BOSTON – Food insecurity will not loosen its grip on many Commonwealth households.

According to the latest government figures, one in nine Massachusetts households struggled, on average, with hunger over the years 2011-2013.

Among those households considered to be food insecure, 4 percent were considered to have very low food security.

The lack of improvement in the Commonwealth has Georgia Katsoulomitis, executive director of the Massachusetts Law Reform Institute, calling for an end to hand wringing and the start of action.

"To really focus and shine a light on the long term and the short term impacts of poverty in this country,” she stresses. “And I think it's really time for a movement."

A report last month from the Boston Federal Reserve zeroed in on the growth of poverty and the reliance on the Supplemental Nutrition Assistance Program (SNAP) and other key nutrition benefits among the suburban poor in New England.

Katsoulomitis says that report showed one out of four New England families in the suburbs now need SNAP and other safety net services.
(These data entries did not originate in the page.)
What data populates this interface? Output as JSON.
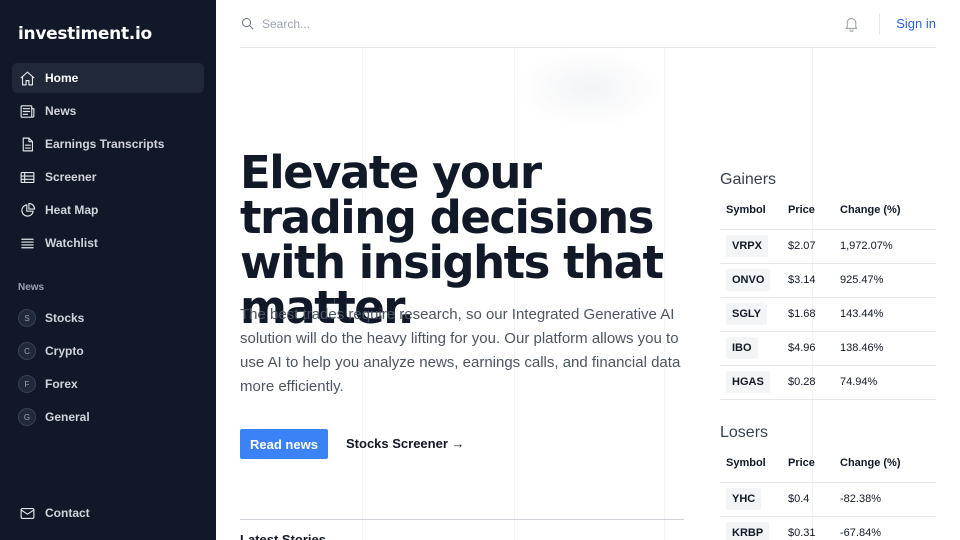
{
  "app": {
    "brand": "investiment.io"
  },
  "sidebar": {
    "main_items": [
      {
        "label": "Home",
        "icon": "home-icon",
        "active": true
      },
      {
        "label": "News",
        "icon": "newspaper-icon"
      },
      {
        "label": "Earnings Transcripts",
        "icon": "document-icon"
      },
      {
        "label": "Screener",
        "icon": "table-icon"
      },
      {
        "label": "Heat Map",
        "icon": "pie-chart-icon"
      },
      {
        "label": "Watchlist",
        "icon": "list-icon"
      }
    ],
    "news_section_label": "News",
    "news_items": [
      {
        "label": "Stocks",
        "badge": "S"
      },
      {
        "label": "Crypto",
        "badge": "C"
      },
      {
        "label": "Forex",
        "badge": "F"
      },
      {
        "label": "General",
        "badge": "G"
      }
    ],
    "contact": {
      "label": "Contact",
      "icon": "mail-icon"
    }
  },
  "header": {
    "search_placeholder": "Search...",
    "search_value": "",
    "signin_label": "Sign in"
  },
  "hero": {
    "title": "Elevate your trading decisions with insights that matter.",
    "body": "The best trades require research, so our Integrated Generative AI solution will do the heavy lifting for you. Our platform allows you to use AI to help you analyze news, earnings calls, and financial data more efficiently.",
    "primary_button": "Read news",
    "secondary_link": "Stocks Screener →",
    "section_label_partial": "Latest Stories"
  },
  "gainers": {
    "title": "Gainers",
    "columns": [
      "Symbol",
      "Price",
      "Change (%)"
    ],
    "rows": [
      {
        "symbol": "VRPX",
        "price": "$2.07",
        "change": "1,972.07%"
      },
      {
        "symbol": "ONVO",
        "price": "$3.14",
        "change": "925.47%"
      },
      {
        "symbol": "SGLY",
        "price": "$1.68",
        "change": "143.44%"
      },
      {
        "symbol": "IBO",
        "price": "$4.96",
        "change": "138.46%"
      },
      {
        "symbol": "HGAS",
        "price": "$0.28",
        "change": "74.94%"
      }
    ]
  },
  "losers": {
    "title": "Losers",
    "columns": [
      "Symbol",
      "Price",
      "Change (%)"
    ],
    "rows": [
      {
        "symbol": "YHC",
        "price": "$0.4",
        "change": "-82.38%"
      },
      {
        "symbol": "KRBP",
        "price": "$0.31",
        "change": "-67.84%"
      }
    ]
  },
  "colors": {
    "sidebar_bg": "#111827",
    "accent": "#3b82f6",
    "link": "#2563eb",
    "up": "#16a34a",
    "down": "#dc2626"
  }
}
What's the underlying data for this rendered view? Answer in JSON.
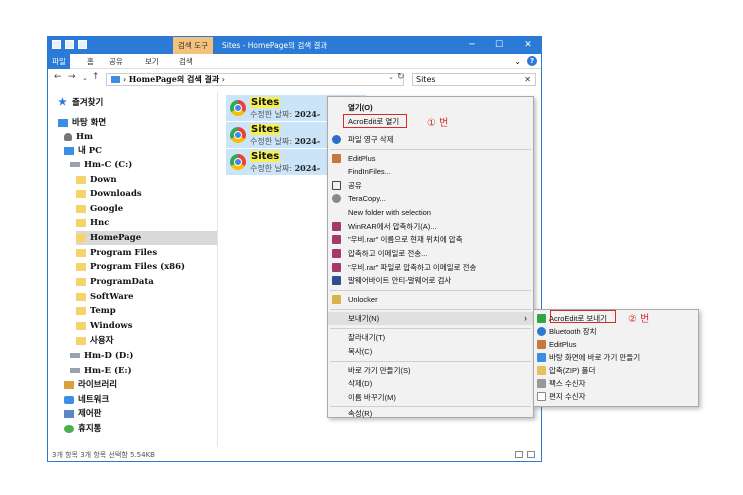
{
  "titlebar": {
    "context_tab": "검색 도구",
    "title": "Sites - HomePage의 검색 결과",
    "minimize": "─",
    "maximize": "☐",
    "close": "✕"
  },
  "ribbon": {
    "tabs": [
      "파일",
      "홈",
      "공유",
      "보기",
      "검색"
    ],
    "collapse": "⌄",
    "help": "?"
  },
  "address": {
    "back": "←",
    "forward": "→",
    "recent": "⌄",
    "up": "↑",
    "sep": "›",
    "folder": "HomePage의 검색 결과",
    "after": "›",
    "dropdown": "⌄",
    "refresh": "↻",
    "search_value": "Sites",
    "search_clear": "✕"
  },
  "nav": {
    "items": [
      {
        "label": "즐겨찾기"
      },
      {
        "label": "바탕 화면"
      },
      {
        "label": "Hm"
      },
      {
        "label": "내 PC"
      },
      {
        "label": "Hm-C (C:)"
      },
      {
        "label": "Down"
      },
      {
        "label": "Downloads"
      },
      {
        "label": "Google"
      },
      {
        "label": "Hnc"
      },
      {
        "label": "HomePage"
      },
      {
        "label": "Program Files"
      },
      {
        "label": "Program Files (x86)"
      },
      {
        "label": "ProgramData"
      },
      {
        "label": "SoftWare"
      },
      {
        "label": "Temp"
      },
      {
        "label": "Windows"
      },
      {
        "label": "사용자"
      },
      {
        "label": "Hm-D (D:)"
      },
      {
        "label": "Hm-E (E:)"
      },
      {
        "label": "라이브러리"
      },
      {
        "label": "네트워크"
      },
      {
        "label": "제어판"
      },
      {
        "label": "휴지통"
      }
    ]
  },
  "results": [
    {
      "name": "Sites",
      "meta_label": "수정한 날짜:",
      "meta_value": "2024-"
    },
    {
      "name": "Sites",
      "meta_label": "수정한 날짜:",
      "meta_value": "2024-"
    },
    {
      "name": "Sites",
      "meta_label": "수정한 날짜:",
      "meta_value": "2024-"
    }
  ],
  "status": {
    "text": "3개 항목   3개 항목 선택함 5.54KB"
  },
  "context_menu": {
    "items": [
      {
        "label": "열기(O)"
      },
      {
        "label": "AcroEdit로 열기"
      },
      {
        "label": "파일 영구 삭제"
      },
      {
        "label": "EditPlus"
      },
      {
        "label": "FindInFiles..."
      },
      {
        "label": "공유"
      },
      {
        "label": "TeraCopy..."
      },
      {
        "label": "New folder with selection"
      },
      {
        "label": "WinRAR에서 압축하기(A)..."
      },
      {
        "label": "\"우비.rar\" 이름으로 현재 위치에 압축"
      },
      {
        "label": "압축하고 이메일로 전송..."
      },
      {
        "label": "\"우비.rar\" 파일로 압축하고 이메일로 전송"
      },
      {
        "label": "말웨어바이트 안티-말웨어로 검사"
      },
      {
        "label": "Unlocker"
      },
      {
        "label": "보내기(N)",
        "arrow": "›"
      },
      {
        "label": "잘라내기(T)"
      },
      {
        "label": "복사(C)"
      },
      {
        "label": "바로 가기 만들기(S)"
      },
      {
        "label": "삭제(D)"
      },
      {
        "label": "이름 바꾸기(M)"
      },
      {
        "label": "속성(R)"
      }
    ],
    "annotation": "① 번"
  },
  "sendto_menu": {
    "items": [
      {
        "label": "AcroEdit로 보내기"
      },
      {
        "label": "Bluetooth 장치"
      },
      {
        "label": "EditPlus"
      },
      {
        "label": "바탕 화면에 바로 가기 만들기"
      },
      {
        "label": "압축(ZIP) 폴더"
      },
      {
        "label": "팩스 수신자"
      },
      {
        "label": "편지 수신자"
      }
    ],
    "annotation": "② 번"
  },
  "colors": {
    "accent": "#2b7ad6",
    "selection": "#cce4f7",
    "highlight_text": "#f5ef52",
    "annotation_red": "#d62b2b"
  }
}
"That tells us that poverty and hunger and food insecurity is spreading well beyond urban and rural areas and there is invisible poverty and invisible hunger throughout New England and throughout Massachusetts," she says.

Solutions, Katsoulomitis adds, will be found in convincing policymakers to take real initiatives.

"We need a movement and we need a serious dialogue on both sides of the aisle to focus on poverty and how to help people that are in poverty and not demonize them," she says.